Personal information
- Date of birth: 5 November 1976 (age 48)
- Place of birth: Khomasdal, South West Africa
- Height: 1.87 m (6 ft 2 in)
- Position(s): Goalkeeper

Senior career*
- Years: Team / Apps / (Gls)
- 1995-1998: Civics
- 1999-2000: Young Ones / 57 / (0)
- 2001-2002: Avendale Athletico / 28 / (0)
- 2002-2003: African Wanderers
- 2003-2005: Civics
- 2006: Wits University
- 2006-2008: Bay United
- 2008: Ajax Cape Town

International career
- 1997-2002: Namibia / 28 / (0)

= Danzyl Bruwer =

Namibian footballer

Danzyl Bruwer (born 5 November 1976) is a Namibian retired footballer formerly with Ajax Cape Town FC in the Premier Soccer League of South Africa.

==Club career==
Born in Khomasdal, Windhoek, Bruwer started playing football for local side Young Ones, quickly replacing the regular goalkeeper Reus Nortje between the sticks.

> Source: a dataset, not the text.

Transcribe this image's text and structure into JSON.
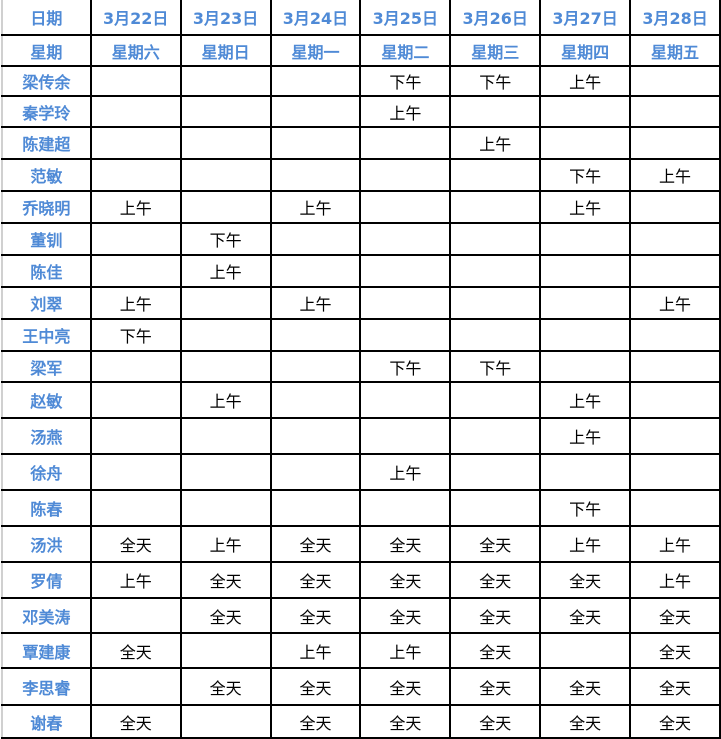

He moved abroad to play for South African second-tier outfit Avendale Athletico, then joined fellow Namibian internationals Richard Gariseb and Paulus Shipanga at top tier Wits University. He later moved to Ajax Cape Town.

===Doping charges===
In December 2008, Bruwer tested positive for use of an illegal substance. Bruwer did not return to the club to defend himself of the charge, and instead remained in Namibia. Ajax Cape Town then terminated his contract, which had two years remaining on it at the time.

==International career==
A Namibia international, Bruwer was included in the squad in the 1998 African Cup of Nations. He made his debut for the Brave Warriors in a November 1997 friendly match against Lesotho and totalled 28 games for them.

==Personal life==
After retiring as a player, Bruwer worked as a radio presenter and is the owner of New Season Investment. He also worked for a company that specializes in installing vehicle tracking devices.